The Moleskine: A journal made of collective memory (2/3 absinthe, 1/3 big game hunting). If your family has been wondering about you—is she? isn’t she?—just bring a Moleskine to the next reunion and scribble intensely beside the deli platter. You can describe their scandalized whispering.
The Black & White Mead: The Moleskine that proves you’re not trying to prove anything. Can also be used to teach phonics to ink blots.
The Spiral, The Faux Planner, The Legal Pad: Ideal for students or teachers. Maybe you’re taking notes on this wildly engaging administrative meeting (strategic nod). It certainly seems to be the case (tactical eyebrow).
The Recycled: Risk—People will think you’re preachy. Benefit—Less conversation, more time to write about trees. Benefit—Forest creatures have been known to approach and bless those using The Recycled.
The Dragon-Skin-Live-Eel-Bound: Risk—People will think you’re environmentally insensitive. Benefit—More time to write about dragon hunting. Benefit—Dragons and eels have been known to approach those using this notebook, lending “urgency” to the work.
The Military Grade All-Weather: Will resist your tears (as you struggle to communicate how a lamb resembles your first love).
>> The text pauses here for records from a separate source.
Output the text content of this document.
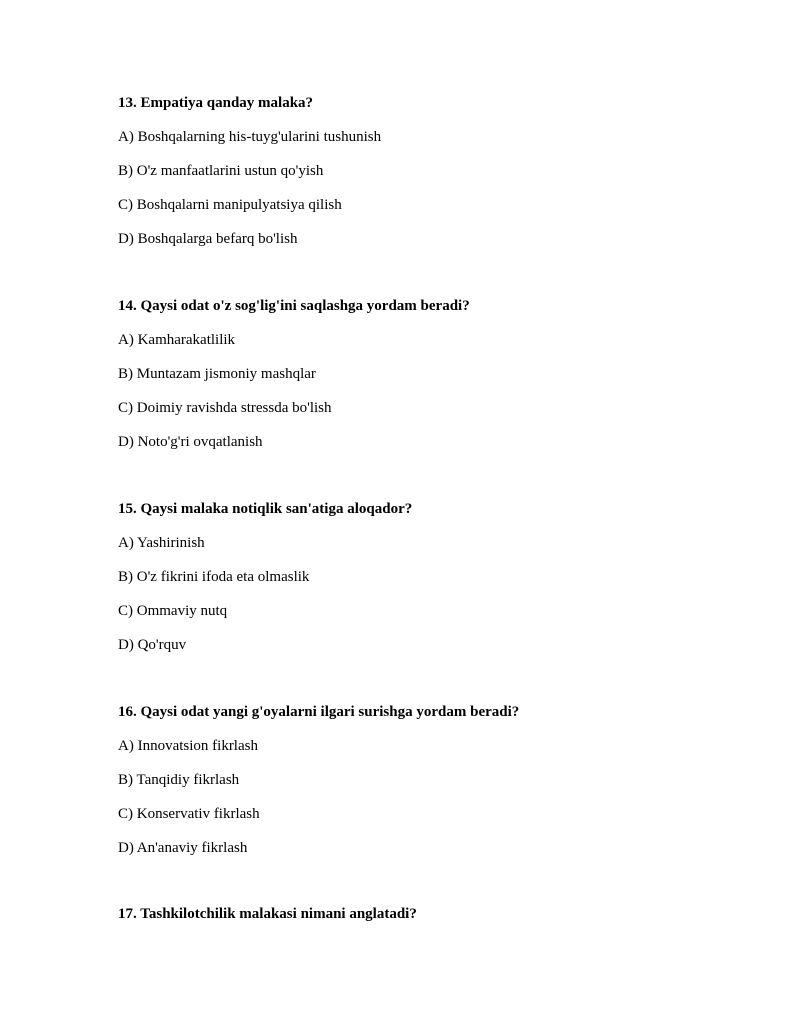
13. Empatiya qanday malaka?
A) Boshqalarning his-tuyg'ularini tushunish
B) O'z manfaatlarini ustun qo'yish
C) Boshqalarni manipulyatsiya qilish
D) Boshqalarga befarq bo'lish
14. Qaysi odat o'z sog'lig'ini saqlashga yordam beradi?
A) Kamharakatlilik
B) Muntazam jismoniy mashqlar
C) Doimiy ravishda stressda bo'lish
D) Noto'g'ri ovqatlanish
15. Qaysi malaka notiqlik san'atiga aloqador?
A) Yashirinish
B) O'z fikrini ifoda eta olmaslik
C) Ommaviy nutq
D) Qo'rquv
16. Qaysi odat yangi g'oyalarni ilgari surishga yordam beradi?
A) Innovatsion fikrlash
B) Tanqidiy fikrlash
C) Konservativ fikrlash
D) An'anaviy fikrlash
17. Tashkilotchilik malakasi nimani anglatadi?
The iFad: Text your epiphanies to a random contact, post them on facebook, or leave a comment on the first Youtube video you find, thus creating an electronic trail to your “penguin lodged in a waterslide” image.
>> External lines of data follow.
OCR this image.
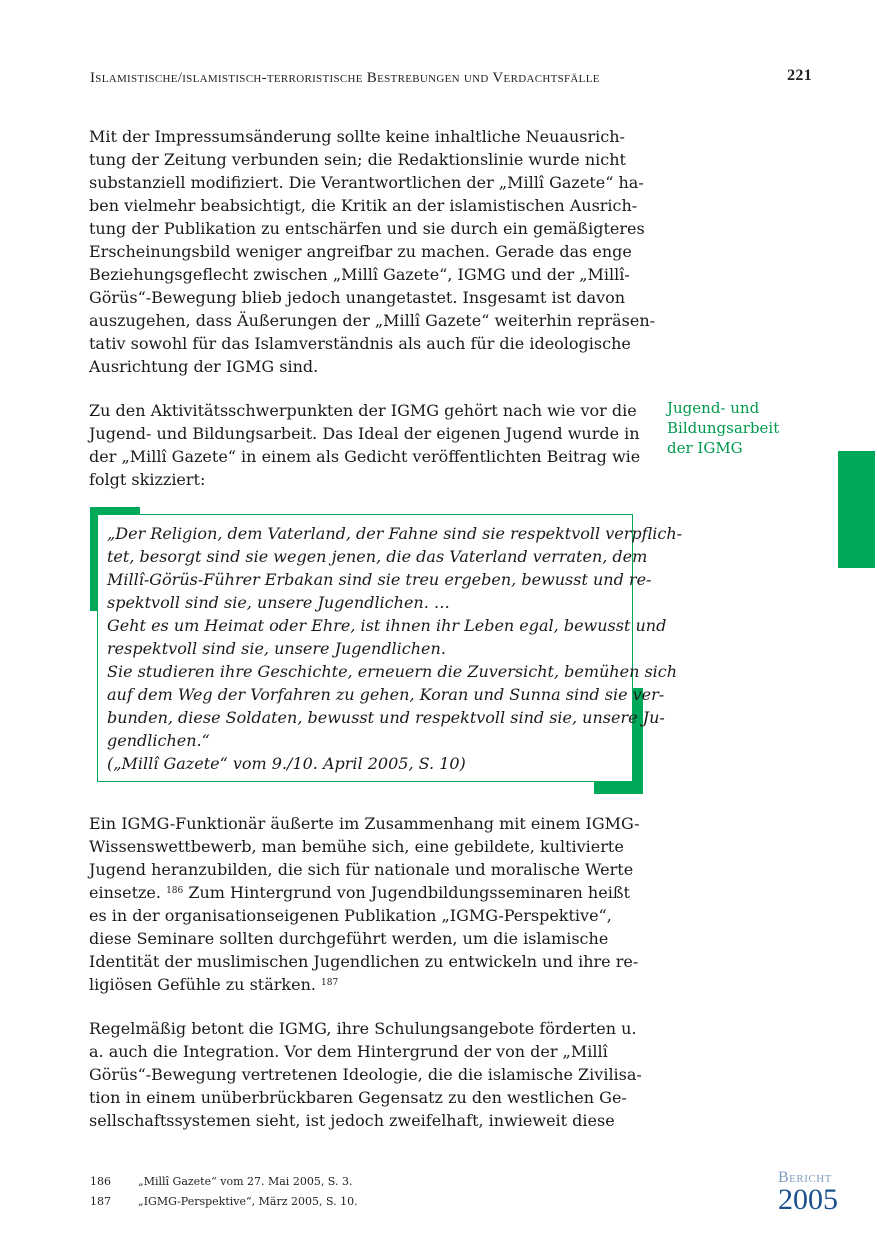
Islamistische/islamistisch-terroristische Bestrebungen und Verdachtsfälle	221
Mit der Impressumsänderung sollte keine inhaltliche Neuausrich-
tung der Zeitung verbunden sein; die Redaktionslinie wurde nicht
substanziell modifiziert. Die Verantwortlichen der „Millî Gazete“ ha-
ben vielmehr beabsichtigt, die Kritik an der islamistischen Ausrich-
tung der Publikation zu entschärfen und sie durch ein gemäßigteres
Erscheinungsbild weniger angreifbar zu machen. Gerade das enge
Beziehungsgeflecht zwischen „Millî Gazete“, IGMG und der „Millî-
Görüs“-Bewegung blieb jedoch unangetastet. Insgesamt ist davon
auszugehen, dass Äußerungen der „Millî Gazete“ weiterhin repräsen-
tativ sowohl für das Islamverständnis als auch für die ideologische
Ausrichtung der IGMG sind.
Zu den Aktivitätsschwerpunkten der IGMG gehört nach wie vor die
Jugend- und Bildungsarbeit. Das Ideal der eigenen Jugend wurde in
der „Millî Gazete“ in einem als Gedicht veröffentlichten Beitrag wie
folgt skizziert:
Jugend- und
Bildungsarbeit
der IGMG
„Der Religion, dem Vaterland, der Fahne sind sie respektvoll verpflich-
tet, besorgt sind sie wegen jenen, die das Vaterland verraten, dem
Millî-Görüs-Führer Erbakan sind sie treu ergeben, bewusst und re-
spektvoll sind sie, unsere Jugendlichen. …
Geht es um Heimat oder Ehre, ist ihnen ihr Leben egal, bewusst und
respektvoll sind sie, unsere Jugendlichen.
Sie studieren ihre Geschichte, erneuern die Zuversicht, bemühen sich
auf dem Weg der Vorfahren zu gehen, Koran und Sunna sind sie ver-
bunden, diese Soldaten, bewusst und respektvoll sind sie, unsere Ju-
gendlichen.“
(„Millî Gazete“ vom 9./10. April 2005, S. 10)
Ein IGMG-Funktionär äußerte im Zusammenhang mit einem IGMG-
Wissenswettbewerb, man bemühe sich, eine gebildete, kultivierte
Jugend heranzubilden, die sich für nationale und moralische Werte
einsetze. $^{186}$ Zum Hintergrund von Jugendbildungsseminaren heißt
es in der organisationseigenen Publikation „IGMG-Perspektive“,
diese Seminare sollten durchgeführt werden, um die islamische
Identität der muslimischen Jugendlichen zu entwickeln und ihre re-
ligiösen Gefühle zu stärken. $^{187}$
Regelmäßig betont die IGMG, ihre Schulungsangebote förderten u.
a. auch die Integration. Vor dem Hintergrund der von der „Millî
Görüs“-Bewegung vertretenen Ideologie, die die islamische Zivilisa-
tion in einem unüberbrückbaren Gegensatz zu den westlichen Ge-
sellschaftssystemen sieht, ist jedoch zweifelhaft, inwieweit diese
186 „Millî Gazete“ vom 27. Mai 2005, S. 3.
187 „IGMG-Perspektive“, März 2005, S. 10.
Bericht
2005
Journal-less Methods: So you’re without journal, but not without hope. Time to MacGyver. Look around for diner placemats, napkins, pocket receipts, desk tops, your hand!, bathroom stalls, a passed-out forehead, grains of rice, a romance novel, rearview mirror and lipstick, etc.
Pen-less Methods: Well, this is really embarrassing. What kind of person are you? You don’t have a pen? pencil? crayon? tube of lipstick? No one will help you, obviously, because people who don’t carry writing utensils should be selected out by natural law. But we minnesota review editors are bleeding hearts, so here you go: Look for fogged windows, muddy cars, a sky-writing plane, a chisel and stele, snow or sand, a tattoo shop, wall ivy to espalier, uncut bushes for topiary letters, bored-looking people for sports-fan letters. If none of these possibilities present, see “how to scam a pen” below.
How to Scam a Pen
1. Dishevel hair. Tear blouse or jacket.
2. Rural or small town setting: Cry. Suburban setting: Cry mugging. Urban setting: Strip and be patient. Someone will call the police eventually.
3. Ask the Good Samaritan or responding officer for a pen. (Disclaimer: Pen will be useless until handcuffs are removed.)
Meaghan Russell was just startled by a boxelder that flipped from her poetry notebook, unfazed, and without comment. She wears boots.
Quinn White is a poetry student at Virginia Tech.